Ibuprofen modulates allosterically NO dissociation from ferrous nitrosylated human serum heme-albumin by binding to three sites.

Human serum albumin (HSA) is a monomeric allosteric protein. Here, the effect of ibuprofen on denitrosylation kinetics (k(off)) and spectroscopic properties of HSA-heme-Fe(II)-NO is reported. The k(off) value increases from (1.4+/-0.2)x10(-4)s(-1), in the absence of the drug, to (9.5+/-1.2)x10(-3)s(-1), in the presence of 1.0x10(-2)M ibuprofen, at pH 7.0 and 10.0 degrees C. From the dependence of k(off) on the drug concentration, values of the dissociation equilibrium constants for ibuprofen binding to HSA-heme-Fe(II)-NO (K(1)=(3.1+/-0.4)x10(-7)M, K(2)=(1.7+/-0.2)x10(-4)M, and K(3)=(2.2+/-0.2)x10(-3)M) were determined.

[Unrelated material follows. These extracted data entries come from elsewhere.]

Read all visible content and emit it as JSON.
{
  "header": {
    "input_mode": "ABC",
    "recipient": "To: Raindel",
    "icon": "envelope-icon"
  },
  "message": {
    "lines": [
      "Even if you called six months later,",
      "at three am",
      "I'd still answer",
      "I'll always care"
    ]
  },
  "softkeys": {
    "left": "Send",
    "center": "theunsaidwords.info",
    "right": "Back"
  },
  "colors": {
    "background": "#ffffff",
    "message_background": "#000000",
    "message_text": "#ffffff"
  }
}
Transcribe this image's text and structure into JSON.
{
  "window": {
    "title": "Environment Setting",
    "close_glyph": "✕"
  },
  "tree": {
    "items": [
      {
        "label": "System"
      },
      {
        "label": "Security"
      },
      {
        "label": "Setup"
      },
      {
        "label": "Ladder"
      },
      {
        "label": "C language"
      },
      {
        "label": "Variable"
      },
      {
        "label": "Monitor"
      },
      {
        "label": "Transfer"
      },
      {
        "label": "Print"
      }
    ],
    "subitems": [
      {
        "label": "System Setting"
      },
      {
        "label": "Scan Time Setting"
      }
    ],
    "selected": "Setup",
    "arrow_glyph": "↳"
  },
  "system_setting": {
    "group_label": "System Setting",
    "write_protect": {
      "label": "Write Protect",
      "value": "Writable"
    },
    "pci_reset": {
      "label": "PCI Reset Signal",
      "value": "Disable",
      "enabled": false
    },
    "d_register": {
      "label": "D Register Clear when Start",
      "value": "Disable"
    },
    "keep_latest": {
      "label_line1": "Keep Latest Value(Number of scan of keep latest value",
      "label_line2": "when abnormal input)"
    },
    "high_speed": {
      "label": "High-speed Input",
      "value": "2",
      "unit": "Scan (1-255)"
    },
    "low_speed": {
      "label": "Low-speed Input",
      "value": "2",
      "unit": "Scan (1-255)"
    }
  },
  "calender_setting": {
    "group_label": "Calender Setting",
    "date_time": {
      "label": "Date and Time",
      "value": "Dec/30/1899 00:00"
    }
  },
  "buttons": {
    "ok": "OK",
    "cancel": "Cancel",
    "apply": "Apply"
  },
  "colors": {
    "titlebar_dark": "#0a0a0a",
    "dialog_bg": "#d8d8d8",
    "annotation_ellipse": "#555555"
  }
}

The K(3) value corresponds to the value of the dissociation equilibrium constant for ibuprofen binding to HSA-heme-Fe(II)-NO determined by monitoring drug-dependent absorbance spectroscopic changes (H=(2.6+/-0.3)x10(-3)M). Present data indicate that ibuprofen binds to the FA3-FA4 cleft (Sudlow's site II), to the FA6 site, and possibly to the FA2 pocket, inducing the hexa-coordination of HSA-heme-Fe(II)-NO and triggering the heme-ligand dissociation kinetics.